Jailed Leila de Lima, a Philippine human rights activist, moved one step closer to freedom on Friday after being cleared of one of the two remaining trafficking in drugs charges brought against her by the Rodrigo Duterte government. De Lima, once a senator and law minister, has been held until February 2017 on suspicions that she and rights groups claim were made up as retaliation for criticizing Duterte and his deadly drug war. De Lima, 63, and a third party were exonerated “on the theory of fair doubt,” based on the decision issued by Manila jury trial judge Abraham Alcantara.

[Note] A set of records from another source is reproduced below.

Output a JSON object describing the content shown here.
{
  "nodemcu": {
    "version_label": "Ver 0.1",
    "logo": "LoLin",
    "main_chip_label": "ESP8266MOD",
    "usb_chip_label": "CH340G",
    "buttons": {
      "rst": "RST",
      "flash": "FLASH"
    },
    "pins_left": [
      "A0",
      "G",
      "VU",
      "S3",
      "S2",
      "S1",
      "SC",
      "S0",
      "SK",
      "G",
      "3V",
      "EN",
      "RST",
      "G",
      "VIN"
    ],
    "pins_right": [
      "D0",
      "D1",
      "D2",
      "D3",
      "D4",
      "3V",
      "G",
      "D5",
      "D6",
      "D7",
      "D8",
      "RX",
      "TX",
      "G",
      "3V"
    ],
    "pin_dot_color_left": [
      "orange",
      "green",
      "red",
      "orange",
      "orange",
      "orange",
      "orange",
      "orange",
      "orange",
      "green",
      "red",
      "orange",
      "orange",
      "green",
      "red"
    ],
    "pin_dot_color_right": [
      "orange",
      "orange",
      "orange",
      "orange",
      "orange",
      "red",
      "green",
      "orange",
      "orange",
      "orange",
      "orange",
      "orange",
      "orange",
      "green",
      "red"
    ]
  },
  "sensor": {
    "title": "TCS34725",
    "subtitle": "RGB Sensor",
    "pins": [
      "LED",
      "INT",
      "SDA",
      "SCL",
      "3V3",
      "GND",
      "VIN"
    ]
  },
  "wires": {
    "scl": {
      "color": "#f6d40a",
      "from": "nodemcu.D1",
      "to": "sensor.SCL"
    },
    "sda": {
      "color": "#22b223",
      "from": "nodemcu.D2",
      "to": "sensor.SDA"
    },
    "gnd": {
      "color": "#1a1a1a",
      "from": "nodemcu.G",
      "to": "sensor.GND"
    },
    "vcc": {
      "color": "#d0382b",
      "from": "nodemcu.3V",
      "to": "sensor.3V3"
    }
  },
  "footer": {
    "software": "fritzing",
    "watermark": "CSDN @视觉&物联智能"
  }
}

“The arrangement day is wonderful. After the verdict, as police took de Lima to a waiting bus, she told reporters, “This is the start of my vindication. It would be nice to say to my captors, “You can never kill the truth. She was found not guilty, but she will still be detained while the other offense she is facing goes to trial. She has requested release and awaits the court’s ruling. She is charged with receiving cash from inmates at the biggest prison in the nation as a reward for releasing them to market drugs while serving as justice minister under Benigno Aquino from 2010 to 2015. However, the prosecution’s proof has been unraveling as a result of the deaths of two of their key witnesses and the dismissal of a third allegation against de Lima. Several witnesses have reversed their statements, alleging that they were forced to make the claims. The court ruled that the administration of the law could not be compromised in the name of caution in the fight against illicit drugs. The court’s ruling was welcomed by the administration, while rights organizations demanded de Lima’s immediate release. The rule of the law has won, and this merely serves as a reminder to us that the judiciary’s independence is a fundamental tenet of our system of democracy. Therefore, it’s excellent for us, said Justice Minister Crispin Remulla addressing reporters. In a statement, Montse Ferrer, interim deputy regional coordinator for research for Amnesty International, urged the authorities to stop holding her in captivity for any longer and enable her to be rejoined with her loved ones after six hard years.
The truth now trumps false information. According to Vicente de Lima, the younger brother of de Lima, justice won over injustice today. The innocence, according to Phil Robertson, Deputy Asia Director for Human Rights Watch, showed “the bogus, abusive nature of the charges.” In 2018, a UN panel on Arbitrary arrest came to the conclusion that de Lima’s arrest was “arbitrary in the lack of a legal foundation” and that her claim to an impartial trial hadn’t been “respected. Foreign diplomats and human rights advocates have redoubled their calls for de Lima’s release after President Ferdinand Marcos won office. She carried out the probes initially while serving as the Philippines’s human rights commissioner and afterward as the current administration’s justice minister. After Duterte’s landslide victory, De Lima, who earned a seat in the Senate in 2016, became one of the few opponents in the chamber.